Over the years we’ve struggled with trying to find a balance when it comes to the issue of coexistence between Israelis and Palestinians. We’ve called out the Palestinians for incitement in textbooks, we’ve decried any number of senseless and deadly terrorist attacks against innocent Israelis, and we’ve criticized Palestinian Authority President Mahmoud Abbas for placing one roadblock after another in the way when it comes to getting to the negotiating table.
But we’ve also hailed the work of the Abraham Fund in promoting Arab-Jewish programs, we’ve cheered efforts to help the plight of the Bedouins in the Negev, and we’ve chided Prime Minister Benjamin Netanyahu for his Election Day comments urging a response to “droves” of Arabs going to the polls, and for his sometimes narrow, parochial politics.
We’ve bent this way and that, trying to give voice to a common-sense view — however elusive — that both sides bear a responsibility for making coexistence work, that the burden can’t be borne by Israel alone.
But it seems common sense has been thrown out the window in recent days. During a visit to New York last week, Ayman Odeh, the leader of the Arab-Israeli coalition in the Knesset, came to the office of The Jewish Week for an interview and stressed that “Jews and Arabs must struggle together against racism and discrimination” and emphasized the need for “openness and inclusion.” He spoke of taking part in more than 40 meetings with the finance ministry to create legislation that would alleviate economic problems for Arab citizens.
But the next day Odeh refused to enter a Midtown building for a meeting with the Conference of Presidents of Major American Jewish Organizations because it houses offices of Zionist groups, including the Jewish Agency for Israel, whose work “displaces Arab citizens,” he said.
Malcolm Hoenlein, the executive director of the conference, questioned how Odeh can go to work each day at the Knesset.
In the end there was a standoff; Odeh left.
On Sunday, Saeb Erekat of the PLO requested that an Israeli flag be removed from the podium before he addressed a New York conference sponsored by Haaretz and the New Israel Fund. (The flag had been placed there for an address by Israeli President Reuven Rivlin.) The conference organizers acquiesced to Erekat’s request and removed the flag.
That decision strikes us as servile and lacking in national pride. One wonders how far Israel and the Jewish community must go to satisfy the demands of Erekat and Odeh, who represent the more moderate voices of Arab leaders.

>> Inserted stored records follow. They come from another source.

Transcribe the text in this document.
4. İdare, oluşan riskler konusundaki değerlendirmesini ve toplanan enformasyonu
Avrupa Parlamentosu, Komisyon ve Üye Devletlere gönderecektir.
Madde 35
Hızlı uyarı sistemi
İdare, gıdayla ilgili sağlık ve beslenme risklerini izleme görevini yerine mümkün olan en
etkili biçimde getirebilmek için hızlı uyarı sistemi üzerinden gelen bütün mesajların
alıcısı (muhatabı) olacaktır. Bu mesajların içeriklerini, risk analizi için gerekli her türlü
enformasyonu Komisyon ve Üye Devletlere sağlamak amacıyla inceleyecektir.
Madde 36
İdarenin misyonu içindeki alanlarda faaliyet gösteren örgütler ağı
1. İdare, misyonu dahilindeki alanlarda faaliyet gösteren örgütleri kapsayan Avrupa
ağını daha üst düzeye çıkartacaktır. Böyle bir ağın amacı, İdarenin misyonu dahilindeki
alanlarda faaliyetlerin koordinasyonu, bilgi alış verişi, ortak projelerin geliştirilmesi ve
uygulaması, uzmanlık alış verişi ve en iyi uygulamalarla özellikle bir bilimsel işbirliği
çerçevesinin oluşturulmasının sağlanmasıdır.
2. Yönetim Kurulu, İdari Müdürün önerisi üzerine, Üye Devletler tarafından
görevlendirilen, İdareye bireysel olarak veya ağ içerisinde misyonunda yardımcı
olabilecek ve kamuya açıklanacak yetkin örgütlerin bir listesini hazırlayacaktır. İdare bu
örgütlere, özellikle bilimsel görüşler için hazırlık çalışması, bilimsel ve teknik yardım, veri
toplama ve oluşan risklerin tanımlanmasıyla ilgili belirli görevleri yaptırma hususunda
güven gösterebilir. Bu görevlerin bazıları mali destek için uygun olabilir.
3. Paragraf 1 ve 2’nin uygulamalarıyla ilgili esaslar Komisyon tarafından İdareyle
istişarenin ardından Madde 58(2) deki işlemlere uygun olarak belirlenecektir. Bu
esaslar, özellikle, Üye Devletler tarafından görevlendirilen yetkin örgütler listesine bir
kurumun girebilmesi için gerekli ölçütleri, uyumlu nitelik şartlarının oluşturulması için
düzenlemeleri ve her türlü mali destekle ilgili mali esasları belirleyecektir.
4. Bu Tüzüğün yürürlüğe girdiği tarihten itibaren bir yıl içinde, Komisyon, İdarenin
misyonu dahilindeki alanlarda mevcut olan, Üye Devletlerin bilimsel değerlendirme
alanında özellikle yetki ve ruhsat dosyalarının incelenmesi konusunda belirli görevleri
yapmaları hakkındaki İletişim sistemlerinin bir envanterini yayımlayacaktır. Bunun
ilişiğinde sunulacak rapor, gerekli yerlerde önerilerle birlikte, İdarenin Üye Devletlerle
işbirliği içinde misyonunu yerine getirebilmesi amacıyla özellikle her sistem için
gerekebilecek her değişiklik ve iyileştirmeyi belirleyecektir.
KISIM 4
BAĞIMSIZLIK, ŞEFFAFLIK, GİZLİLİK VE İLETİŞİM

We’re coming to the end of a brutal year — from Charlie Hebdo and Hyper Casher in January to the Bataclan in Paris in November to San Bernardino earlier this month. While the slights by Odeh and Erekat of course don’t add up to the mounting fear of terrorism here and abroad, they seem unhelpful, at best, profoundly sad, and indicative of the widening gap between the possible and the yearned-for in the Arab-Israeli dispute.
George Mitchell said about his agonizing negotiations during The Troubles in Northern Ireland, which led to the Good Friday Accords: “We had 700 days of failure, and one day of success.” Erekat’s and Oded’s actions add yet another day of failure to the Israeli-Palestinian ledger. Maybe the way out is a few days of common sense strung together. We’re not holding our breath.